Monday morning I am beginning to feel my age. Where has the sprightly step gone as I go downstairs to make breakfast. The pain in the back of my neck is that a permanent reminder that I once had a great time at sports of all kinds? The pain in my knee now is that from football or rugby perhaps even from cricket, who knows? Going shopping I ask myself will I be able to make it back home if I buy that kilo of potatoes with all of the other groceries that I have bought? Questions that I would perhaps not have to answer if only I had not played all of that sport as a youngster.

 

Shall I get the bicycle out of the shed and have it seen to I could at least carry that extra kilo or so when shopping.

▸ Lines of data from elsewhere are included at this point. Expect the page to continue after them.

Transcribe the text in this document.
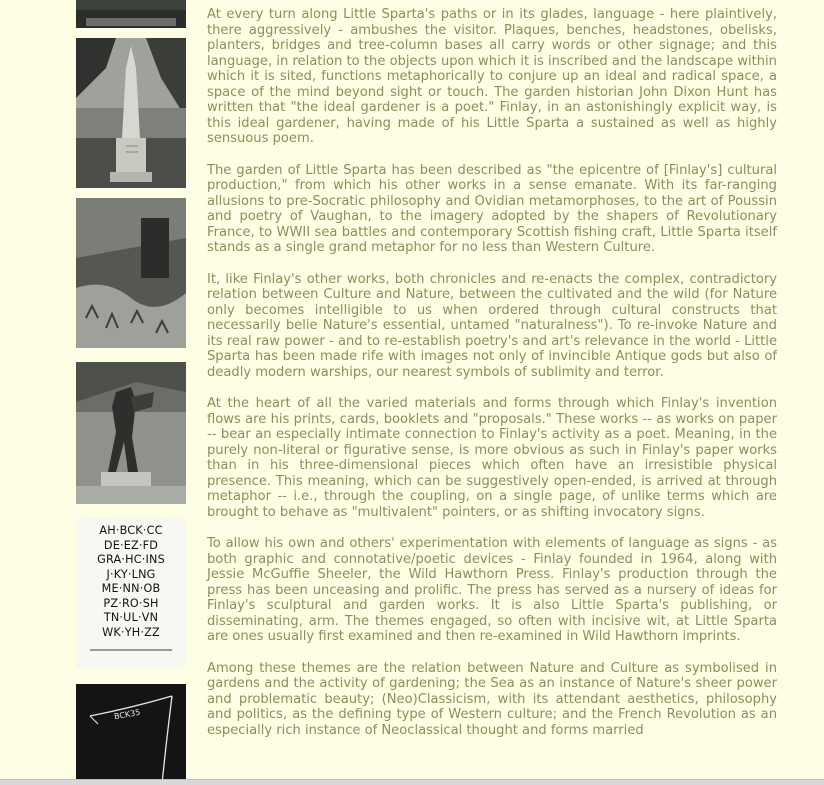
AH·BCK·CC
DE·EZ·FD
GRA·HC·INS
J·KY·LNG
ME·NN·OB
PZ·RO·SH
TN·UL·VN
WK·YH·ZZ
BCK35

At every turn along Little Sparta's paths or in its glades, language - here plaintively, there aggressively - ambushes the visitor. Plaques, benches, headstones, obelisks, planters, bridges and tree-column bases all carry words or other signage; and this language, in relation to the objects upon which it is inscribed and the landscape within which it is sited, functions metaphorically to conjure up an ideal and radical space, a space of the mind beyond sight or touch. The garden historian John Dixon Hunt has written that "the ideal gardener is a poet." Finlay, in an astonishingly explicit way, is this ideal gardener, having made of his Little Sparta a sustained as well as highly sensuous poem.

The garden of Little Sparta has been described as "the epicentre of [Finlay's] cultural production," from which his other works in a sense emanate. With its far-ranging allusions to pre-Socratic philosophy and Ovidian metamorphoses, to the art of Poussin and poetry of Vaughan, to the imagery adopted by the shapers of Revolutionary France, to WWII sea battles and contemporary Scottish fishing craft, Little Sparta itself stands as a single grand metaphor for no less than Western Culture.

It, like Finlay's other works, both chronicles and re-enacts the complex, contradictory relation between Culture and Nature, between the cultivated and the wild (for Nature only becomes intelligible to us when ordered through cultural constructs that necessarily belie Nature's essential, untamed "naturalness"). To re-invoke Nature and its real raw power - and to re-establish poetry's and art's relevance in the world - Little Sparta has been made rife with images not only of invincible Antique gods but also of deadly modern warships, our nearest symbols of sublimity and terror.

At the heart of all the varied materials and forms through which Finlay's invention flows are his prints, cards, booklets and "proposals." These works -- as works on paper -- bear an especially intimate connection to Finlay's activity as a poet. Meaning, in the purely non-literal or figurative sense, is more obvious as such in Finlay's paper works than in his three-dimensional pieces which often have an irresistible physical presence. This meaning, which can be suggestively open-ended, is arrived at through metaphor -- i.e., through the coupling, on a single page, of unlike terms which are brought to behave as "multivalent" pointers, or as shifting invocatory signs.

To allow his own and others' experimentation with elements of language as signs - as both graphic and connotative/poetic devices - Finlay founded in 1964, along with Jessie McGuffie Sheeler, the Wild Hawthorn Press. Finlay's production through the press has been unceasing and prolific. The press has served as a nursery of ideas for Finlay's sculptural and garden works. It is also Little Sparta's publishing, or disseminating, arm. The themes engaged, so often with incisive wit, at Little Sparta are ones usually first examined and then re-examined in Wild Hawthorn imprints.

Among these themes are the relation between Nature and Culture as symbolised in gardens and the activity of gardening; the Sea as an instance of Nature's sheer power and problematic beauty; (Neo)Classicism, with its attendant aesthetics, philosophy and politics, as the defining type of Western culture; and the French Revolution as an especially rich instance of Neoclassical thought and forms married
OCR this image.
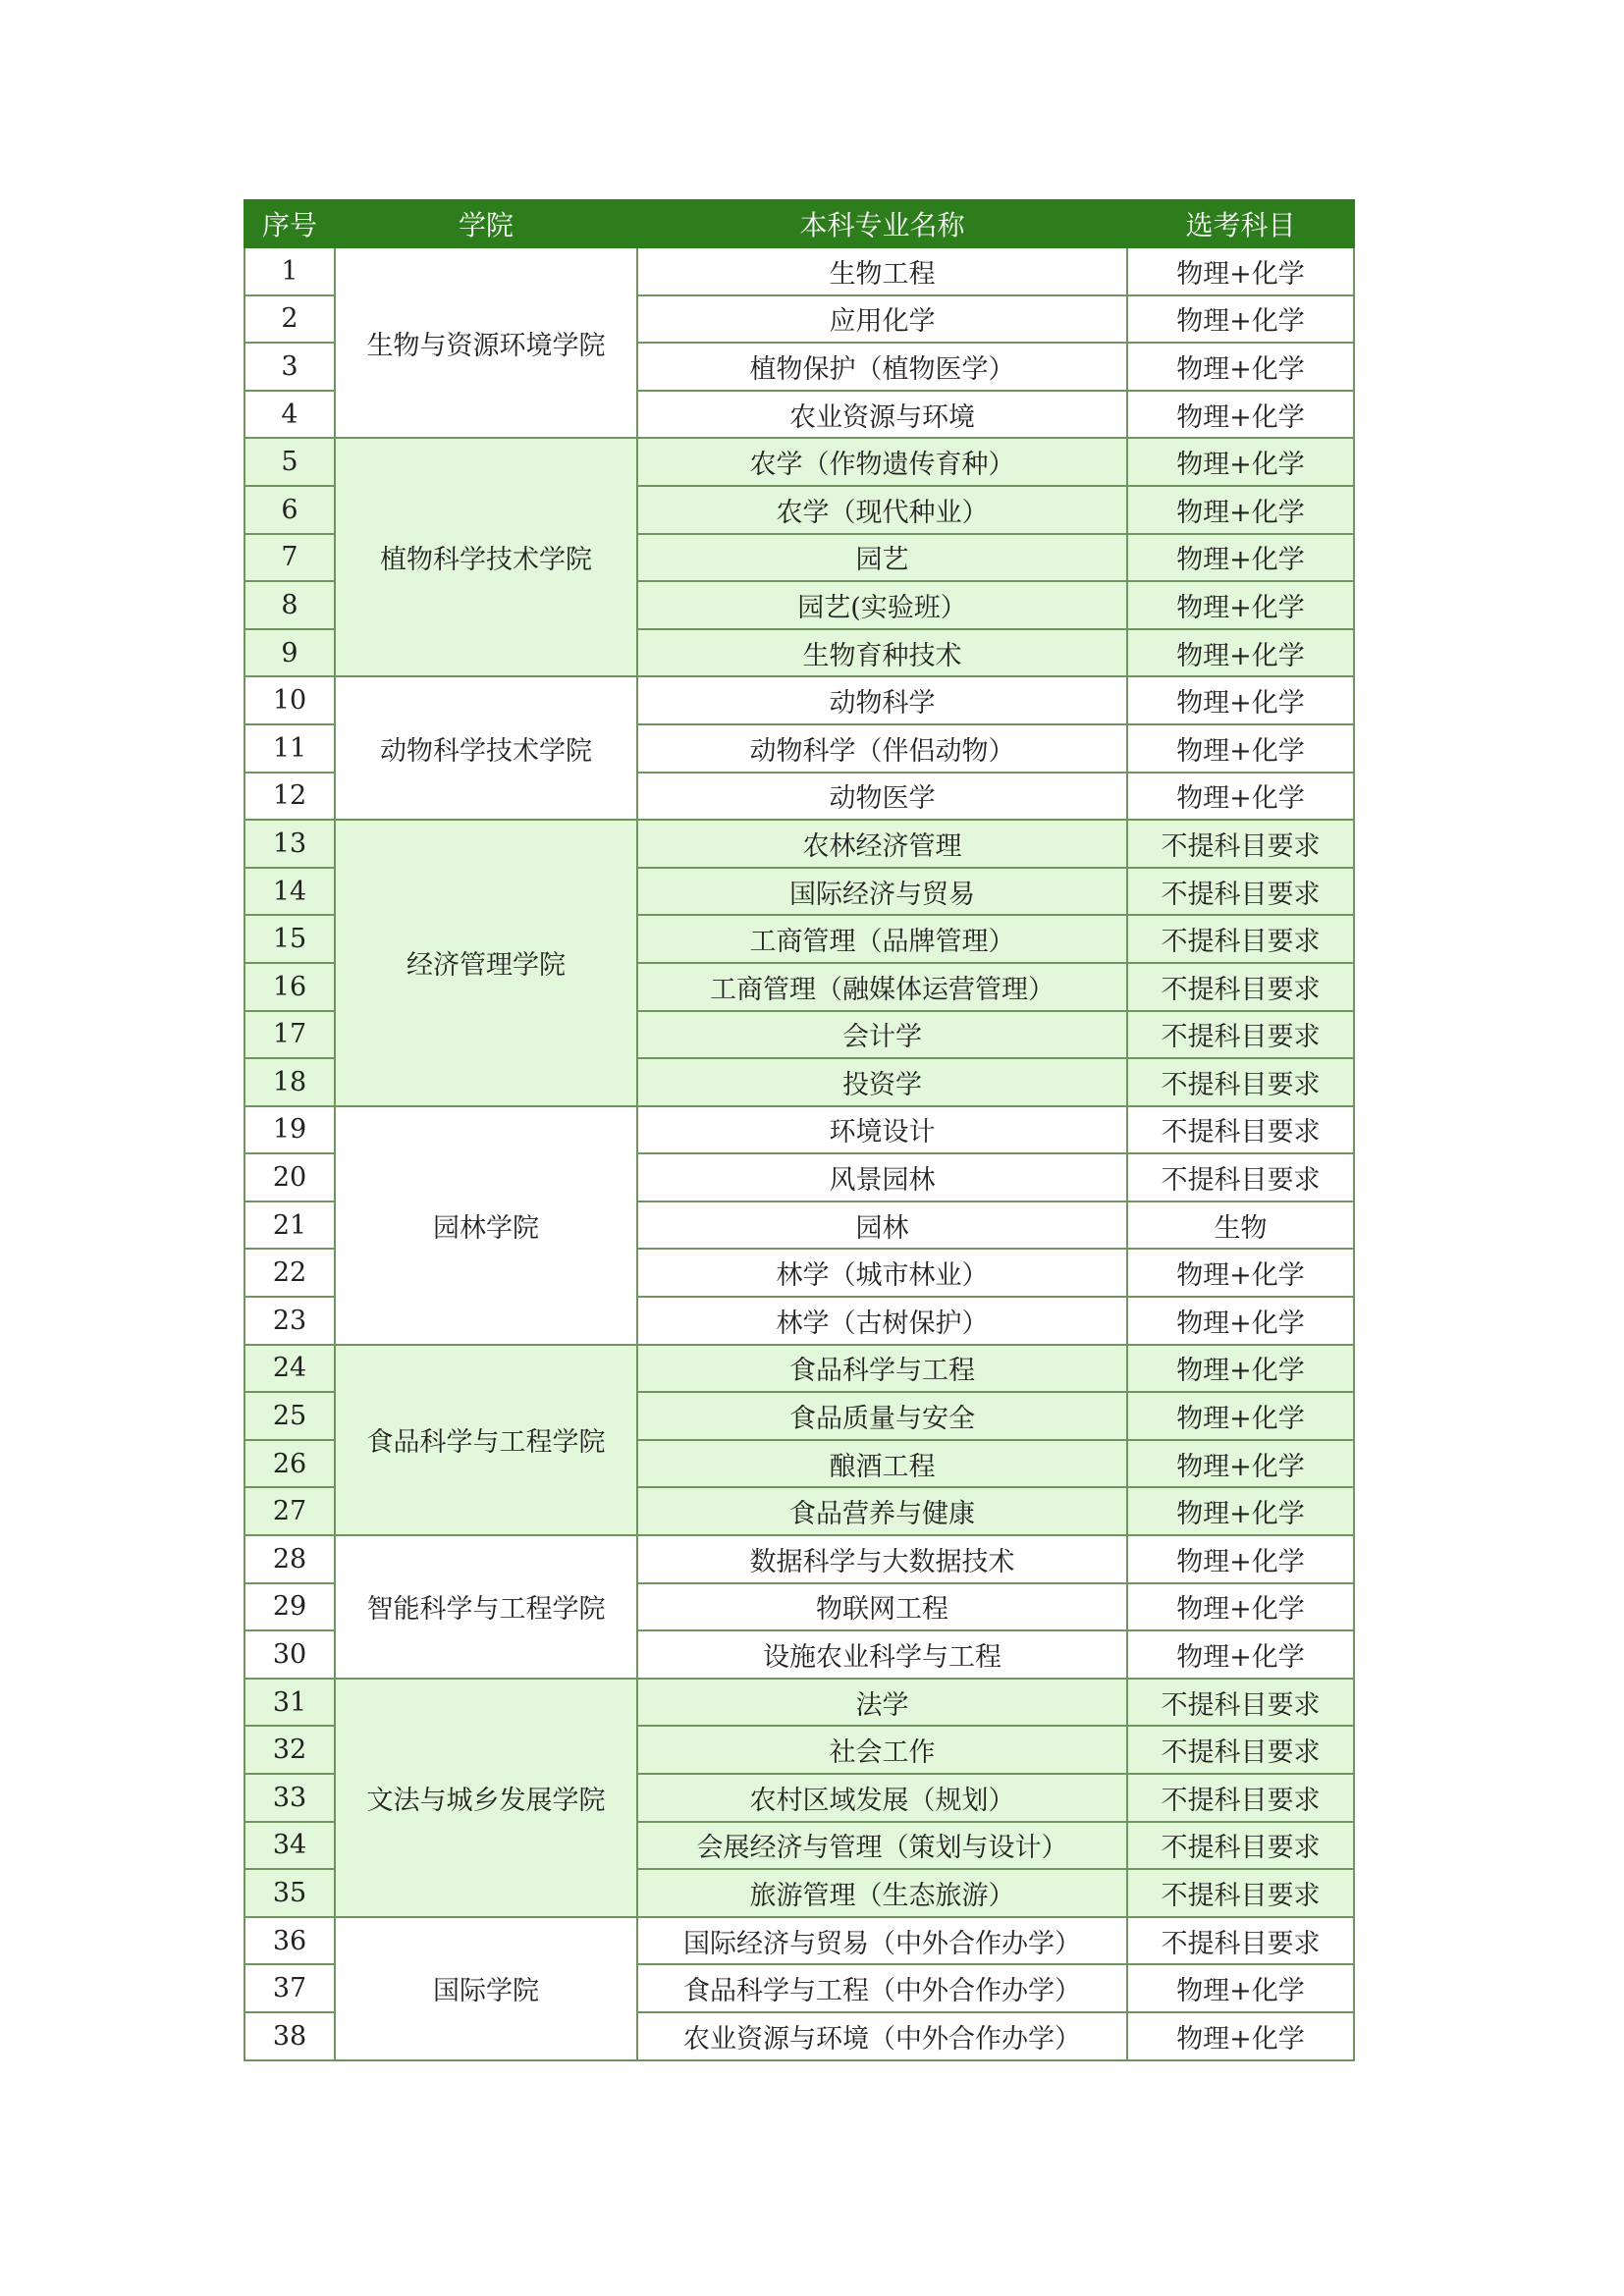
序号	学院	本科专业名称	选考科目
1	生物与资源环境学院	生物工程	物理+化学
2		应用化学	物理+化学
3		植物保护（植物医学）	物理+化学
4		农业资源与环境	物理+化学
5	植物科学技术学院	农学（作物遗传育种）	物理+化学
6		农学（现代种业）	物理+化学
7		园艺	物理+化学
8		园艺(实验班）	物理+化学
9		生物育种技术	物理+化学
10	动物科学技术学院	动物科学	物理+化学
11		动物科学（伴侣动物）	物理+化学
12		动物医学	物理+化学
13	经济管理学院	农林经济管理	不提科目要求
14		国际经济与贸易	不提科目要求
15		工商管理（品牌管理）	不提科目要求
16		工商管理（融媒体运营管理）	不提科目要求
17		会计学	不提科目要求
18		投资学	不提科目要求
19	园林学院	环境设计	不提科目要求
20		风景园林	不提科目要求
21		园林	生物
22		林学（城市林业）	物理+化学
23		林学（古树保护）	物理+化学
24	食品科学与工程学院	食品科学与工程	物理+化学
25		食品质量与安全	物理+化学
26		酿酒工程	物理+化学
27		食品营养与健康	物理+化学
28	智能科学与工程学院	数据科学与大数据技术	物理+化学
29		物联网工程	物理+化学
30		设施农业科学与工程	物理+化学
31	文法与城乡发展学院	法学	不提科目要求
32		社会工作	不提科目要求
33		农村区域发展（规划）	不提科目要求
34		会展经济与管理（策划与设计）	不提科目要求
35		旅游管理（生态旅游）	不提科目要求
36	国际学院	国际经济与贸易（中外合作办学）	不提科目要求
37		食品科学与工程（中外合作办学）	物理+化学
38		农业资源与环境（中外合作办学）	物理+化学
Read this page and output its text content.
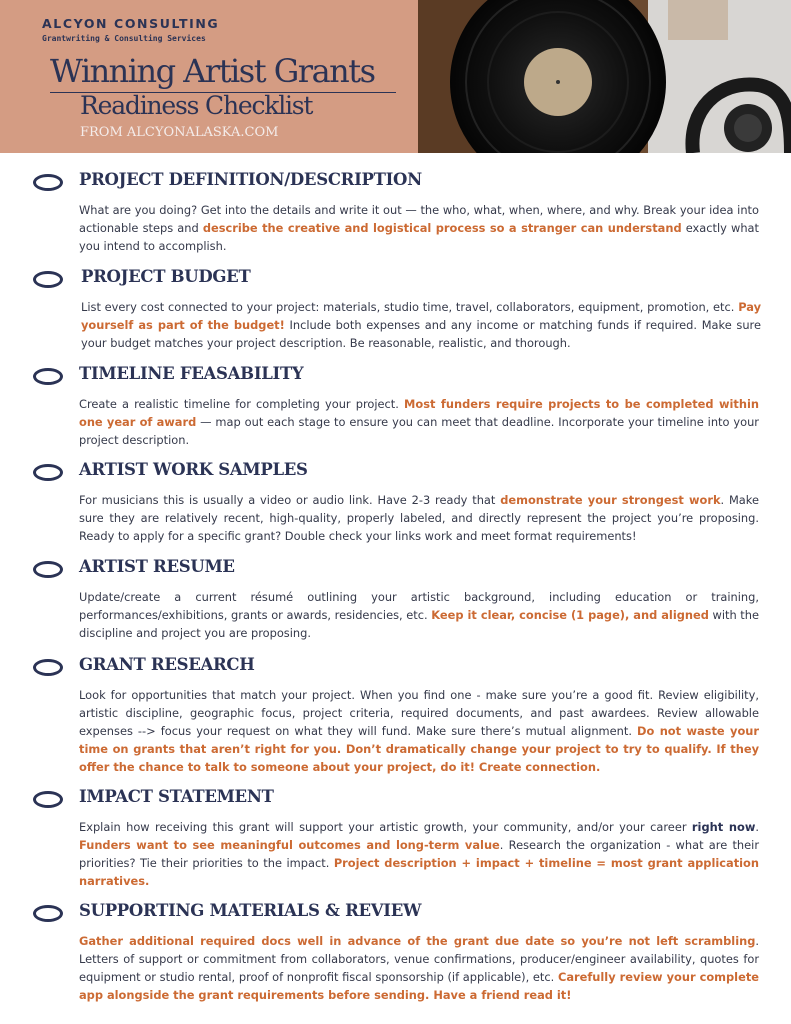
ALCYON CONSULTING
Grantwriting & Consulting Services
Winning Artist Grants
Readiness Checklist
FROM ALCYONALASKA.COM
PROJECT DEFINITION/DESCRIPTION
What are you doing? Get into the details and write it out — the who, what, when, where, and why. Break your idea into actionable steps and describe the creative and logistical process so a stranger can understand exactly what you intend to accomplish.
PROJECT BUDGET
List every cost connected to your project: materials, studio time, travel, collaborators, equipment, promotion, etc. Pay yourself as part of the budget! Include both expenses and any income or matching funds if required. Make sure your budget matches your project description. Be reasonable, realistic, and thorough.
TIMELINE FEASABILITY
Create a realistic timeline for completing your project. Most funders require projects to be completed within one year of award — map out each stage to ensure you can meet that deadline. Incorporate your timeline into your project description.
ARTIST WORK SAMPLES
For musicians this is usually a video or audio link. Have 2-3 ready that demonstrate your strongest work. Make sure they are relatively recent, high-quality, properly labeled, and directly represent the project you’re proposing. Ready to apply for a specific grant? Double check your links work and meet format requirements!
ARTIST RESUME
Update/create a current résumé outlining your artistic background, including education or training, performances/exhibitions, grants or awards, residencies, etc. Keep it clear, concise (1 page), and aligned with the discipline and project you are proposing.
GRANT RESEARCH
Look for opportunities that match your project. When you find one - make sure you’re a good fit. Review eligibility, artistic discipline, geographic focus, project criteria, required documents, and past awardees. Review allowable expenses --> focus your request on what they will fund. Make sure there’s mutual alignment. Do not waste your time on grants that aren’t right for you. Don’t dramatically change your project to try to qualify. If they offer the chance to talk to someone about your project, do it! Create connection.
IMPACT STATEMENT
Explain how receiving this grant will support your artistic growth, your community, and/or your career right now. Funders want to see meaningful outcomes and long-term value. Research the organization - what are their priorities? Tie their priorities to the impact. Project description + impact + timeline = most grant application narratives.
SUPPORTING MATERIALS & REVIEW
Gather additional required docs well in advance of the grant due date so you’re not left scrambling. Letters of support or commitment from collaborators, venue confirmations, producer/engineer availability, quotes for equipment or studio rental, proof of nonprofit fiscal sponsorship (if applicable), etc. Carefully review your complete app alongside the grant requirements before sending. Have a friend read it!
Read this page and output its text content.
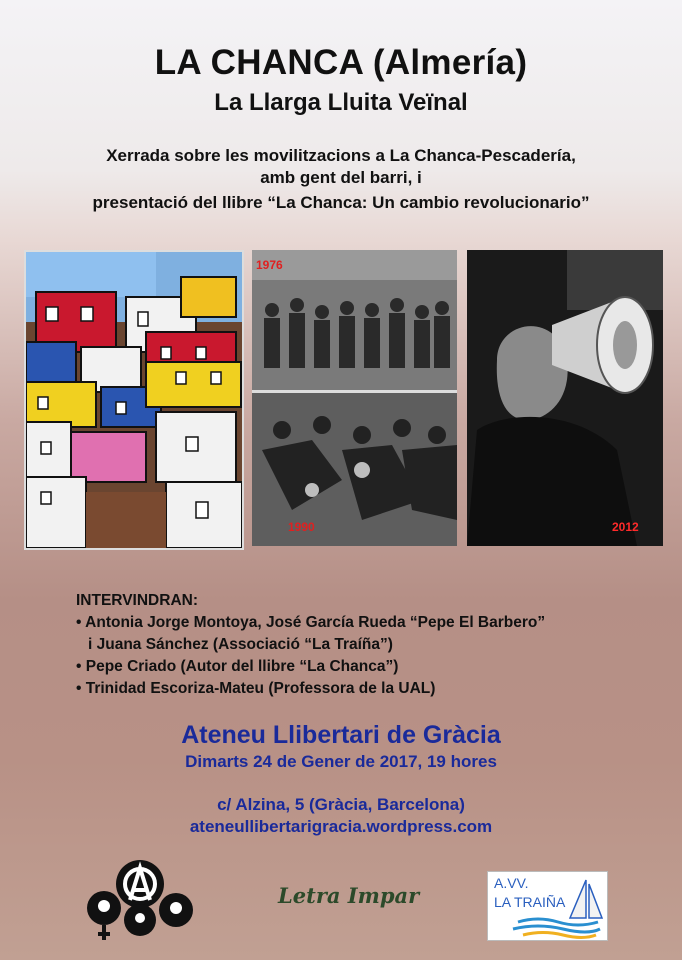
LA CHANCA (Almería)
La Llarga Lluita Veïnal
Xerrada sobre les movilitzacions a La Chanca-Pescadería,
amb gent del barri, i
presentació del llibre “La Chanca: Un cambio revolucionario”
1976
1990	2012
INTERVINDRAN:
• Antonia Jorge Montoya, José García Rueda “Pepe El Barbero”
i Juana Sánchez (Associació “La Traíña”)
• Pepe Criado (Autor del llibre “La Chanca”)
• Trinidad Escoriza-Mateu (Professora de la UAL)
Ateneu Llibertari de Gràcia
Dimarts 24 de Gener de 2017, 19 hores
c/ Alzina, 5 (Gràcia, Barcelona)
ateneullibertarigracia.wordpress.com
Letra Impar	A.VV.
LA TRAIÑA
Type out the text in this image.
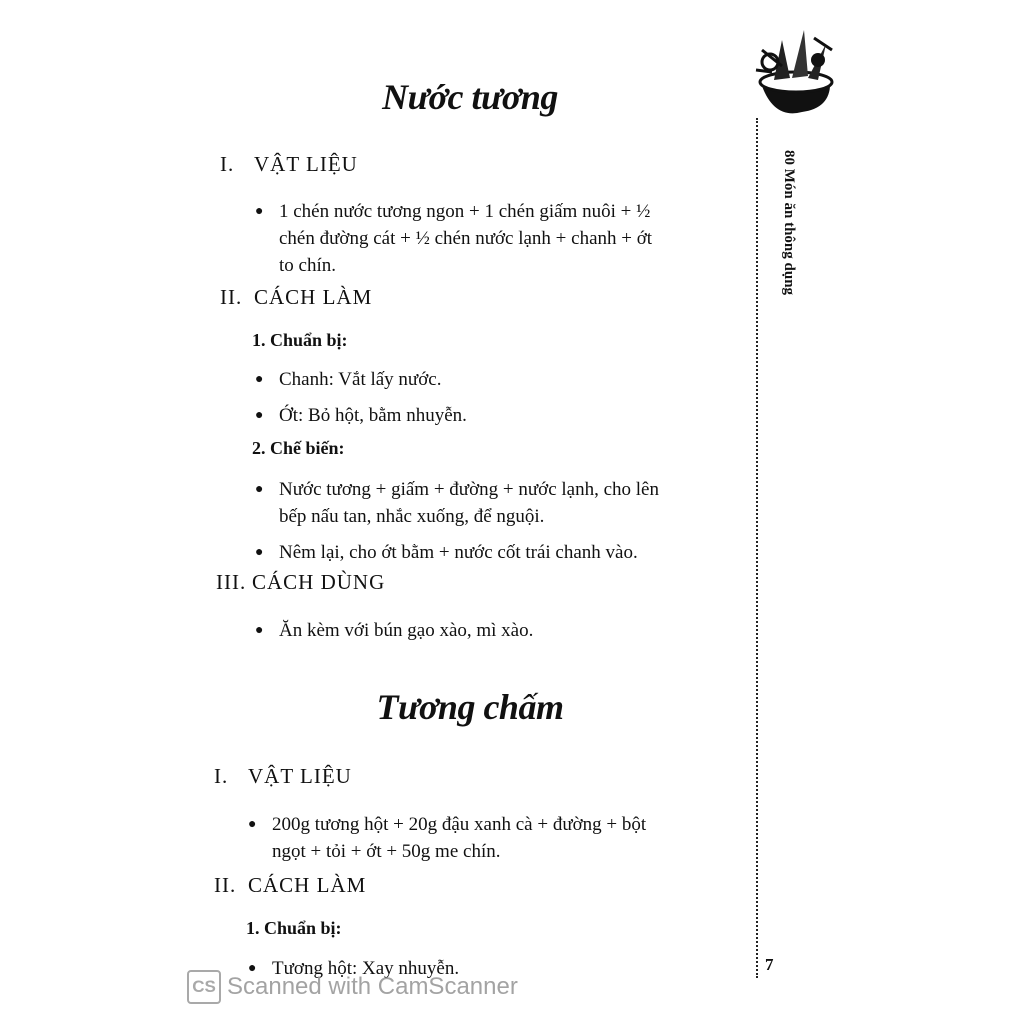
80 Món ăn thông dụng
7
Nước tương
I. VẬT LIỆU
● 1 chén nước tương ngon + 1 chén giấm nuôi + ½
chén đường cát + ½ chén nước lạnh + chanh + ớt
to chín.
II. CÁCH LÀM
1. Chuẩn bị:
● Chanh: Vắt lấy nước.
● Ớt: Bỏ hột, bằm nhuyễn.
2. Chế biến:
● Nước tương + giấm + đường + nước lạnh, cho lên
bếp nấu tan, nhắc xuống, để nguội.
● Nêm lại, cho ớt bằm + nước cốt trái chanh vào.
III. CÁCH DÙNG
● Ăn kèm với bún gạo xào, mì xào.
Tương chấm
I. VẬT LIỆU
● 200g tương hột + 20g đậu xanh cà + đường + bột
ngọt + tỏi + ớt + 50g me chín.
II. CÁCH LÀM
1. Chuẩn bị:
● Tương hột: Xay nhuyễn.
CS Scanned with CamScanner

I know that I will not take the bicycle to be repaired lets face it at my age one does not start bike riding again all though as a youngster I lived with that bike. Fifteen miles there and fifteen miles back every day until she finally said that she would be mine. I must admit as a youngster there was nothing that I could not do or at least I like to tell myself so.

 

How many times have the mattresses been renewed? Gone are the days when a soft mattress gave me a good nights sleep. Now a hard mattress is what sooths the old aching body. Once I slept with just a sheet covering me now I need at least two Whitney Blankets with a duvet to keep the old bones warm. The soft pillows have been replaced for what sometimes feel like blocks of wood for my weary old head to rest on. Thank goodness there are no more candles or paraffin lamps to lighten the darkness when one has to get out of bed during the night. Now the touch of a switch and light appears a powerful torch lights the way to the bathroom. Things are changing fast and the newcomers to earth will smile at what we took to be normal. Now one can have a light installed that will light up when one claps one’s hands or at the sound of one’s voice. The voice of a neighbour comes back to me; I use a taxi for all of my shopping. After all one cannot take anything with one when ones time is up so why hoard the money I have no kids to leave it to and the taxi drivers have to earn a living. Now I call a taxi when I do my shopping. I can buy that extra kilo of potatoes without worrying about getting it home. To tell you the truth I look forward to my shopping trips it breaks the monotony of the weeks that seem to fly by faster and faster as I get older.